In some cases, users will have trouble triggering using the Hall input circuit with some ignition modules. This may happen at lower rpms, or at higher temperatures, and seems especially prevalent for 7 or 8 pin HEI modules.

The standard Hall input circuit for the HEI and other ignition modules jumpers D1 and D2, and doesn't install C12 or C30. (In the following cases you will do the same with D1, D2, C12, and C30.) It uses the input signal to drive the optoisolator's internal LED directly to provide a trigger signal to the processor:

In cases in which the standard circuit does not trigger cleanly (because the input voltage is too low, or the signal too short), there are 3 options to improve the triggering.

1. If the Hall sensor input is noisy, run the ground from the Hall sensor to one of the jumper slots on the DB-37 connector (like DB37 pin #6 for SPR4), then connect SPR4 to XG1. (Note that you will have to ground XG1 with a jumper wire to run on the stim.) Twist the signal wire (DB37 pin #24) and ground wire (DB37 pin #6) together all the way to the ignition module, this will further reduce noise in the signal.

2. The MSnS-E modification for the 7-pin HEI is a simple and effective improvement for many set-ups. It requires changing two jumpers, and changing one resistor. This circuit supplies 5 Volts to the input circuit (and optoisolator LED) and uses the ignition module (such as the 7 or 8 pin HEI module) to ground the LED. The LED is guaranteed to receive 5 Volts this way, and the module is only required to sink the LED current (~4 milliamps). This results in more reliable triggering for many people. On a V3 main board:
   • Remove the jumper to OPTIO IN, and jumper OPTO IN with a wire to one of the +5V vias in the proto area,
   • Remove the XG1 to XG2 jumper, and jumper XG1 to TACH SELECT (do not jumper XG2 to anything),
   • Replace R12 (390 Ohms) with a 1K Ohm to 2K Ohm resistor (1/4W). Note that some users have reported that 1K to 2K Ohms is too high, and a value as low as 330 Ohms may be need for R12 - experiment in your installation to find what works.
   

   Note that if you use this mod, you must invert the 'Input Ignition Capture', since the circuit inverts the LED operation (I.e., the current flows when the module is grounded). For example, for the 7 or 8 pin HEI modules, you must switch from the recommended 'Rising Edge' to 'Falling Edge'.

   For a V2.2 main board, see the MSnS-E site for details.

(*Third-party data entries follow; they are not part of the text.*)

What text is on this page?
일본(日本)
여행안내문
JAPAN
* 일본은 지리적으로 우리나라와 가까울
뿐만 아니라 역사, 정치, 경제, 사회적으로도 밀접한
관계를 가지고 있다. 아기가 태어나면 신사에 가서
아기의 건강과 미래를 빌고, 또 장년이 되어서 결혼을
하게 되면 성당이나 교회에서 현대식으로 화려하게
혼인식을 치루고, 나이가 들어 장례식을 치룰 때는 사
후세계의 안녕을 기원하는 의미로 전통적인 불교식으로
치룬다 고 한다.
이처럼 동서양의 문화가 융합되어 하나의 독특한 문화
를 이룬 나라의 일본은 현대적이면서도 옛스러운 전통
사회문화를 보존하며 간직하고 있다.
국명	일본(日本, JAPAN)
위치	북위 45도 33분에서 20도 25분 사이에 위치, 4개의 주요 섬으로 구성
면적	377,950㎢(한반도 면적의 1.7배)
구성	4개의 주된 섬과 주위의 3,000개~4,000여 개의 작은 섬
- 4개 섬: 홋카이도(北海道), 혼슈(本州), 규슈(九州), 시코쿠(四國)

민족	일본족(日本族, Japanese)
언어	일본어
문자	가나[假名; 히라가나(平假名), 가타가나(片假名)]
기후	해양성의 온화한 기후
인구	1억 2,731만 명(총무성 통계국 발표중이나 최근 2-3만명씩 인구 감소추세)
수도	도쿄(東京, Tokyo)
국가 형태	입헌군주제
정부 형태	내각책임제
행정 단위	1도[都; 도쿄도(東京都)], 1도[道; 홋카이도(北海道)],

3. The transistor modification is a little more complicated than the MSnS-E modification. If the MSnS-E mod is not sufficient, you can add a transistor to the circuit. Instead of using the module to sink the LED current, the transistor circuit only uses the module's signal to control the base of an NPN transistor. As a result, the module only needs to supply about 1/50th the current of the standard Hall set-up, and like the MSnS modification it has a full 5 Volts powering the LED. To set-up the transistor modification:
   • Remove the jumper to OPTIO IN, and jumper OPTO IN with a wire to one of the +5V vias in the proto area,
   • Remove the XG1 to XG2 jumper,
   • Install a 2N2222 transistor {Digi-Key P2N2222AOS-ND or equivalent} in the proto area,
   • Jumper XG1 to the collector pin (the pin on the right when the flat side is up and you are looking at the top of the case), do not jumper anything to XG2,
   • Jumper the emitter pin (the pin on the left when the flat side is up and you are looking at the top of the case) to ground (Gnd) in the proto area,
   • Install a 1K Ohm (1/4W) resistor in then proto area, and jumper one end to the TACH SELECT via,
   • Jumper the opposite end of the resistor you just installed (not the end jumpered to TACH SELECT) to the base (middle pin) of the 2N2222 transistor.

   This circuit triggers the optoisolator's LED when the signal is active, so the 'Input Ignition Capture' is the same, for example 'Rising Edge' for the HEI modules.

   

4. The VR input circuit. The VR circuit is generally more sensitive to low voltage signals than the Hall circuit. You do have to adjust the R56 pot a dozen or so turns clockwise from the fully counter-clockwise position (see: vradjust.htm).

   Note that the VR circuit on a V3 main board inverts the signal when used for a square wave signal (MicroSquirt/MS-II Sequencer does NOT invert the signal with its VR input circuit). The net effect is the same as the optoisolator in the standard circuit, so you use the same setting. For example, for the 7 or 8 pin HEI modules:

   • The trigger for the VR sensor occurs on the negative to positive transition,
   • This transition causes a high to low signal event from the 7 or 8 -pin module,
   • The VR circuit inverts this to a low to high signal,
   • So we trigger on the 'Rising Edge' ('Falling Edge' with MicroSquirt/MS-II Sequencer).
   

Note that the VR input circuit on MicroSquirt^® and MS-II/Sequencer controllers do not invert the VR signal (or, more technically, they invert it twice), so you use the opposite edge as the trigger.